A team from Spain, China, Switzerland, and the US report on potential treatment targets and resistance mechanisms in KRAS-mutated forms of lung adenocarcinoma. Using genetically engineered mouse model experiments, pharmacological experiments, and other approaches, the team highlighted the potential for curbing lung adenocarcinoma growth by targeting RAF1 as well as cyclin-dependent kinases downstream of the MAP-kinase signaling pathway in advanced tumors driven by KRAS and p53. Even so, follow-up bioinformatic, gene expression, and methylation analyses on drug-resistant tumor cells pointed to potential resistance mechanisms, including enhanced methylation patterns and altered tumor suppressor gene activity, the authors report, though they suggest that "CDK4/RAF1-resistant cells can be pharmacologically controlled."

University of Texas MD Anderson Cancer Center researchers outline transcriptional features found in genetically engineered mouse models missing a p53 inhibitor called MDM2. The team relied on p53 chromatin immunoprecipitation sequencing experiments, combining the data with available RNA sequencing profiles for pancreas, small intestine, ovary, kidney, and heart tissues to identify tissue-specific and shared transcriptional signatures reflecting p53 activity, among other results. "Our study begins to uncover the commonalities and differences engrained in the tissue-specific and cell-specific p53 transcriptomes," the investigators write. "Gaining a better understanding of the wild-type p53 transcriptome will subsequently lead to determining the elusive combination of genes responsible for the tumor-suppressive function of p53."

A team led by investigators at the University of Connecticut and the Connecticut Children's Center for Rare Bone Disorders shares findings from mouse experiments aimed at finding ways to stem bone loss and dwindling skeletal muscles under low gravity conditions resembling those that astronauts experience in space. Based on their genetic and pharmacologic experiments, the researchers found that muscle and bone mass got a boost in mice missing the myostatin-coding gene MSTN that took a trip to the International Space Station.

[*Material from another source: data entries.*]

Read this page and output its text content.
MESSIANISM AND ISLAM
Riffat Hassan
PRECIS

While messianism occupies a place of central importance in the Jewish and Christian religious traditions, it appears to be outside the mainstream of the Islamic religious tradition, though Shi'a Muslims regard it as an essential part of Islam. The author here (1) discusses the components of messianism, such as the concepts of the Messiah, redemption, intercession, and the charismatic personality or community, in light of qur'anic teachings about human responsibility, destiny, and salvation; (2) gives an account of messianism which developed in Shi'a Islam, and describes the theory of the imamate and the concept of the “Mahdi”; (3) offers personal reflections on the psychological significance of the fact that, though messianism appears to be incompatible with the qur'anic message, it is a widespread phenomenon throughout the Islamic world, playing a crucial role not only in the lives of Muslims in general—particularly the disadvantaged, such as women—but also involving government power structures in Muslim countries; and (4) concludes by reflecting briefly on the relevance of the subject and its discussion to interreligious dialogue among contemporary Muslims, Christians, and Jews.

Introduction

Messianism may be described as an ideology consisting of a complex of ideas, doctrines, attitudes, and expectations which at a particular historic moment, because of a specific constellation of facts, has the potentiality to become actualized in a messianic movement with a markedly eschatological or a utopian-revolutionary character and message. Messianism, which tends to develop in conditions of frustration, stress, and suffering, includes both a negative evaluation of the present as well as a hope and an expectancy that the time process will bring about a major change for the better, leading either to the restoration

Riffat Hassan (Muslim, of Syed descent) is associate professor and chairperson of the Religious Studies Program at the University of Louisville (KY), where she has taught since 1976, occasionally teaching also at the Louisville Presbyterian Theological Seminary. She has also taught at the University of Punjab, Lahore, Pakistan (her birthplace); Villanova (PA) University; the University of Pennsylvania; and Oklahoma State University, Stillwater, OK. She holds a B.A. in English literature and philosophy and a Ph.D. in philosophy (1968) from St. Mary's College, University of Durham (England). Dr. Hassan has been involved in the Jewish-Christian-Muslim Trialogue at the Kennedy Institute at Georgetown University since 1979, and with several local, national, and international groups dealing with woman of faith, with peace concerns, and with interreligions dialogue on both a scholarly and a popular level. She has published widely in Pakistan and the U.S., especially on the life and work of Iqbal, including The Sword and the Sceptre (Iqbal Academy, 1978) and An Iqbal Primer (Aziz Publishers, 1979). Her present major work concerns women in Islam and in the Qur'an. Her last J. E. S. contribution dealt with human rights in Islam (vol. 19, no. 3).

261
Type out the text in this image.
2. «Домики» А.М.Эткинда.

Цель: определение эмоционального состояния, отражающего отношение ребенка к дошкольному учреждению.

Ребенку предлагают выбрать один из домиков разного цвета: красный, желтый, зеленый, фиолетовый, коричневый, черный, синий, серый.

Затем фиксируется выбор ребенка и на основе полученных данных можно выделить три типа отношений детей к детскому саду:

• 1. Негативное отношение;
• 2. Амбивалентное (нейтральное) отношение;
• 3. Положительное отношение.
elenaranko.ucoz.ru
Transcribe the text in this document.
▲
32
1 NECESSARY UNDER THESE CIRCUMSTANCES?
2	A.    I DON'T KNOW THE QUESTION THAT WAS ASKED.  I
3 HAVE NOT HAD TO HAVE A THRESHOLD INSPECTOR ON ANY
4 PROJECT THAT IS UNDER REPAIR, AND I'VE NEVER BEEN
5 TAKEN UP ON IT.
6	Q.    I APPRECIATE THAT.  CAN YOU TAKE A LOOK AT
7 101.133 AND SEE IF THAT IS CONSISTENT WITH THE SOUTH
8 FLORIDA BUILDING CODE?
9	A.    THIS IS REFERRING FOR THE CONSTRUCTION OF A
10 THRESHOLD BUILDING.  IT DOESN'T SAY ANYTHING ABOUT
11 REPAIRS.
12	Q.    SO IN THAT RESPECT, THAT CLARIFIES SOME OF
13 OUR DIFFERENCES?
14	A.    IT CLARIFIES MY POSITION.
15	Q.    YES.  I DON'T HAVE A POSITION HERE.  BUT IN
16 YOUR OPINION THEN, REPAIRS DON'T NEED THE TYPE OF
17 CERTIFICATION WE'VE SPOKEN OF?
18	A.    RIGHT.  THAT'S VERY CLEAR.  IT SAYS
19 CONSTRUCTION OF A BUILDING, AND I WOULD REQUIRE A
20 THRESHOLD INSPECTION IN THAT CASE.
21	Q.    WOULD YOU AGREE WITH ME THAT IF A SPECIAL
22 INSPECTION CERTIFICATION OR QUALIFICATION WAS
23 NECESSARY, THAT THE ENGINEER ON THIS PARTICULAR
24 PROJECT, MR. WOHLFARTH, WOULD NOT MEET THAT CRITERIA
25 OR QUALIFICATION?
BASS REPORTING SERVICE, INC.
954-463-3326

Likewise, they saw similar protective effects with inhibitors targeting the MSTN/activin A pathway. "We show that targeting this signaling pathway has significant beneficial effects in protecting against both muscle and bone loss in microgravity," the authors write, "suggesting that this strategy may be effective in preventing or treating muscle and bone loss not only in astronauts on prolonged missions but also in people with disuse atrophy on Earth, such as in older adults or in individuals who are bedridden or wheelchair-bound from illness."